A criminal court has found a small company guilty of corporate manslaughter in the first test case of the new offence.

The prosecution of Cotswold Geotechnical (Holdings) Ltd under the Corporate Manslaughter and Corporate Homicide Act 2007 will come as a wake up call to all companies, whatever their size, to have a health and safety culture across its workforce.

Cotswold was sentenced to a fine of £385,000, which could be paid over 10 years at £38,500 a year. The company was described as being in a “parlous financial state” and the sentence was passed to avoid the need for the company to be liquidated and dismiss four of its employees.

The case followed the death of an employee in September 2008 while taking soil samples from the bottom of a 3.5 metre trial pit at a building site. The walls of the trial pit were not supported and it collapsed, burying and asphyxiating the employee.
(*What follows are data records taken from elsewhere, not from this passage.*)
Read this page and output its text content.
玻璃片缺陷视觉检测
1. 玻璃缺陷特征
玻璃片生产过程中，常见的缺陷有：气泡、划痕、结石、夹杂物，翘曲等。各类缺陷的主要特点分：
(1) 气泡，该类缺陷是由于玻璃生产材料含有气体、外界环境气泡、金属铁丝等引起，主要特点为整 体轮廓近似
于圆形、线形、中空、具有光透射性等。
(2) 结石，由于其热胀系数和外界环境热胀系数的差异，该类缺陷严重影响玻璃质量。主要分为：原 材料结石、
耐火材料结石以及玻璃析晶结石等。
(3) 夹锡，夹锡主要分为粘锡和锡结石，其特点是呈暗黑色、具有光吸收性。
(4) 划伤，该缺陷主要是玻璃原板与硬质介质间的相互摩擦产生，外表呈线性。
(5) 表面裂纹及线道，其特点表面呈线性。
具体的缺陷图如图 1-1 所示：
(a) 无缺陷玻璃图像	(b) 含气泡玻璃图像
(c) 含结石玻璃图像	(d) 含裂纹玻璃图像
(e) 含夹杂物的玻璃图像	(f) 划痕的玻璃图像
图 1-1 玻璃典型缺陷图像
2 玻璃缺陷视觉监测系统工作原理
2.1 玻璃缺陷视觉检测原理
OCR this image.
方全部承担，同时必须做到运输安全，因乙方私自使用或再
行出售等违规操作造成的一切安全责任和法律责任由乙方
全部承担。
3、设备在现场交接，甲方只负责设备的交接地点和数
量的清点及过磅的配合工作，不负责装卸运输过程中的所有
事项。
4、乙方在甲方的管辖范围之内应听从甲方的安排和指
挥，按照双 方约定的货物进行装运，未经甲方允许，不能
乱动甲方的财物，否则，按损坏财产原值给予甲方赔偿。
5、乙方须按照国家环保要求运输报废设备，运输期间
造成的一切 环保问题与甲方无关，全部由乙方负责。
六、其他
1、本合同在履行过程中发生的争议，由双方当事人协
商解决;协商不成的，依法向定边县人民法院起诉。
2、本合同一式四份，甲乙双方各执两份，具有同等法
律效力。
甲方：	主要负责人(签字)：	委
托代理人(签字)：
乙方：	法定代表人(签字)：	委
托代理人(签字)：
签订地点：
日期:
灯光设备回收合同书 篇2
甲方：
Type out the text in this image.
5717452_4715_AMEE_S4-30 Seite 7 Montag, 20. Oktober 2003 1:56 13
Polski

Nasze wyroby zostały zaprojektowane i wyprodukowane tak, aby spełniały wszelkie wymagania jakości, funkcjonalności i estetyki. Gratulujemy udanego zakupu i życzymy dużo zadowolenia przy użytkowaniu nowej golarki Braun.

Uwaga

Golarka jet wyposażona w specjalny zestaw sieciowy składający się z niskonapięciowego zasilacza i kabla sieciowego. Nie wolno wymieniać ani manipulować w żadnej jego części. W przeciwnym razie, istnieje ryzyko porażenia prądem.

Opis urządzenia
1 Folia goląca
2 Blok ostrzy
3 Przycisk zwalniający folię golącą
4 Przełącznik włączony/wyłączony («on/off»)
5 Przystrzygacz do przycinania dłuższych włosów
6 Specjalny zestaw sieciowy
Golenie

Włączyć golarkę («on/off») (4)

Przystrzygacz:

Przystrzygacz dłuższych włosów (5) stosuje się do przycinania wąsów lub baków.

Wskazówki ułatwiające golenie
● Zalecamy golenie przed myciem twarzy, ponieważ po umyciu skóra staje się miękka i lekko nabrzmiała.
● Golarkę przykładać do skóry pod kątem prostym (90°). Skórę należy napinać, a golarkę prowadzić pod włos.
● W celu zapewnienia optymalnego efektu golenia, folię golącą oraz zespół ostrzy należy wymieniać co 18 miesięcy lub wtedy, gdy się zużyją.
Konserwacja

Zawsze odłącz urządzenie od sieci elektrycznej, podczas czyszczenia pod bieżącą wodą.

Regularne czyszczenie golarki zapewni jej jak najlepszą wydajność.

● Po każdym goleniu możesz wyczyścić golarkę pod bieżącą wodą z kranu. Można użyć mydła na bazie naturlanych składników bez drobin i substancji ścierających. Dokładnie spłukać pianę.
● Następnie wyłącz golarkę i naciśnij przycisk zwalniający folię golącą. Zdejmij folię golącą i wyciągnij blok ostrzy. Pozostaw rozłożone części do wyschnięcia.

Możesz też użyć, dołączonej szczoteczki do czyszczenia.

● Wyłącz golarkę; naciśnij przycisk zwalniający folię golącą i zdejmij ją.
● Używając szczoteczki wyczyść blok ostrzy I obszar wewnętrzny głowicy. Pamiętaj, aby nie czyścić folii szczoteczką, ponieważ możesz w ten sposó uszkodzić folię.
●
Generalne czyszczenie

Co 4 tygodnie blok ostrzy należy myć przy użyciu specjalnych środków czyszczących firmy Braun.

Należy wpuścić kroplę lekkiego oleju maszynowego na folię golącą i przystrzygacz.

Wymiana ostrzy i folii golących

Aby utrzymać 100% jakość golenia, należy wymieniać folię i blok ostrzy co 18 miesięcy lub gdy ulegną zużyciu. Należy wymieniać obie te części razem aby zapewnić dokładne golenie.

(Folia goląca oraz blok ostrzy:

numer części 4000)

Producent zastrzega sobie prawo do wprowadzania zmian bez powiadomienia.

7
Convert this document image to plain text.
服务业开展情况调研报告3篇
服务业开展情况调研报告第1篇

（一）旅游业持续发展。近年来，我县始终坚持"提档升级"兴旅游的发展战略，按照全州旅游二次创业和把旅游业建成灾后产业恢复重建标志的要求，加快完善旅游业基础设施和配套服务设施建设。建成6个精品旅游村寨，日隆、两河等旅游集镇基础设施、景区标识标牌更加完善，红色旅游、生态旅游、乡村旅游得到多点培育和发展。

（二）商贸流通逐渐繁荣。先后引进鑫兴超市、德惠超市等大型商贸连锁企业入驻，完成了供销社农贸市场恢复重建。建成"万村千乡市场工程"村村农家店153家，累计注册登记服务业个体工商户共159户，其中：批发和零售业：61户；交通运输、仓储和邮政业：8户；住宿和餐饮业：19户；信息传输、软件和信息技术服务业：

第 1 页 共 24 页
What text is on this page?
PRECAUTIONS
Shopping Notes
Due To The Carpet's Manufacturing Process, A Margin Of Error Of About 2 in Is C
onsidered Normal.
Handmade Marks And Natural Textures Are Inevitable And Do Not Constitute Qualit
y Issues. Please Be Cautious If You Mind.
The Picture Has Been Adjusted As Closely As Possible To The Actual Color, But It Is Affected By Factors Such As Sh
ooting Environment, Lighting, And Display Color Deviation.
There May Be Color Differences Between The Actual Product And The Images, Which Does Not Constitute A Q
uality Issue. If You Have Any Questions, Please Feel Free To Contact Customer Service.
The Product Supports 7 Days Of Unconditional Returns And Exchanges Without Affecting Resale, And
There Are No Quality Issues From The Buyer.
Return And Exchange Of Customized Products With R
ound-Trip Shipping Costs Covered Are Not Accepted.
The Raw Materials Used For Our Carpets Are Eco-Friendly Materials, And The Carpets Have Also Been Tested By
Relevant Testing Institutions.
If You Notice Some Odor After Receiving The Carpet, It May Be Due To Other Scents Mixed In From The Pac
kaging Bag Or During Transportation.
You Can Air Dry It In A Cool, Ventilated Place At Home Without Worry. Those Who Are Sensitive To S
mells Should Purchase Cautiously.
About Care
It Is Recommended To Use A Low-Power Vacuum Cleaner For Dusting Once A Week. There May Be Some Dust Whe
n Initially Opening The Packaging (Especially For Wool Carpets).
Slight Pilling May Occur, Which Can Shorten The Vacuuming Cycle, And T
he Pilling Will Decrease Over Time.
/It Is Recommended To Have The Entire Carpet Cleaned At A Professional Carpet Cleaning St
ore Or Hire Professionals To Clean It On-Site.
The company had ignored well-recognised industry guidance that prohibited entry into excavations more than 1.2 metres deep and, at the time of the employee’s death, Cotswold had left him unsupervised on site.

The prosecution managed to pass the legal tests that there had been a gross breach of a relevant duty of care owed to the employee and that a substantial element of the breach was in the way the organisation’s senior management managed or organised its activities.

The business owner was also due to face a charge of manslaughter, but was too ill to stand trial.